Hutchinson and her medical team were proactive about getting rid of the known cancer cells (“I had three breast lumps instead of one,” she says – none of which she could feel) and eliminating cells that may have been lying dormant in other areas of her body. After undergoing a left breast mastectomy six weeks after diagnosis, Hutchinson began her first of four chemotherapy treatments. Though there were several days during her recovery that she could not get out of bed – “It took me a year before I felt normal,” she admits – she maintained the exercise program she began four months earlier when she learned that she was diabetic. At that time, she entered a medically-supervised weight loss program and dropped 35 pounds in six weeks. But during her chemotherapy, she took a hiatus from the calorically-sparse diet and instead committed to walking through her neighborhood for an hour a day. “I exercised through my chemo, and that was a push. But the lifestyle changes I’d made because of my diabetes helped me beat breast cancer as well.”

Today, she is breast cancer- and diabetes-free.

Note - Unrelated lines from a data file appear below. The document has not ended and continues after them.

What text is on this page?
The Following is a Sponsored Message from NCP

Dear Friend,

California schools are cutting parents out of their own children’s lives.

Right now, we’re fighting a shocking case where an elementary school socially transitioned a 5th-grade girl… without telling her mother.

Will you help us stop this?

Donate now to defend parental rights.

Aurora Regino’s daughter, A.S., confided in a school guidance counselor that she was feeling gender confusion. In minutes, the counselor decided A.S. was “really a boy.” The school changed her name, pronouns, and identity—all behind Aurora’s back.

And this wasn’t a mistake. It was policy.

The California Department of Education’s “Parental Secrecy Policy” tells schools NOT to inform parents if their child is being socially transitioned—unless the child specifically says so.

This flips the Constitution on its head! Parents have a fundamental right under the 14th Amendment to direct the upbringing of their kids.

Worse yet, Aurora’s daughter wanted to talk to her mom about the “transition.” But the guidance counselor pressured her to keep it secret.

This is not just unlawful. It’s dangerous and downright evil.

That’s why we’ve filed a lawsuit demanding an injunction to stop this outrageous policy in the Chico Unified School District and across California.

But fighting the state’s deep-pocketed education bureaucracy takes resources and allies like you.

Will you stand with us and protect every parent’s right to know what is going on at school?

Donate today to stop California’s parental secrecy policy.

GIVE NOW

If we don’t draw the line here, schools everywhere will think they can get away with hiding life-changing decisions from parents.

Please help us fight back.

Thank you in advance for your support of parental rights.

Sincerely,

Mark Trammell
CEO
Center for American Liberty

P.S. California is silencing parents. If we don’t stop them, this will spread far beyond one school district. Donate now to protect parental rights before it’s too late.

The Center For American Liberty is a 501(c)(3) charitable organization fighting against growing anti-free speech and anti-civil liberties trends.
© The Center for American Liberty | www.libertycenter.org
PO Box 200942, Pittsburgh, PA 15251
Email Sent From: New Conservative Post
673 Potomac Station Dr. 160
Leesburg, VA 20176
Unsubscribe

In April, the Susan G. Komen Breast Cancer Foundation’s San Diego chapter named Hutchinson its 2014 Honorary Breast Cancer Survivor, and she will serve as its spokesperson in the months leading to the city’s 18th annual Race for the Cure on Nov. 2. Komen’s seven California affiliates have launched an initiative to address the institutional and individualized survival disparities between Black and White breast cancer patients, pumping nearly $400,000 into alleviating systemic barriers in health care and ensuring better outcomes for patients in underserved communities. While a number of cancer researchers charge the disproportion to limited access to quality screenings and effective treatment for African Americans, Hutchinson is spreading a message of personal advocacy. “For all the reasons women put off getting a mammogram, not one of them is worth dying for,” she says.  “I hear probably every week of someone I know or someone who knows someone who has breast cancer. I don’t anyone else to have to go through this, but if it’s going to happen I want to be a positive influence.”

As Hutchinson ends her call with EBONY.com, she speaks to her desire to help in any capacity, including driving 1.5 hours to prepare a meal at the home of another breast cancer survivor. “A lot of people supported me through my journey, and there’s nothing I won’t do to pay it forward.”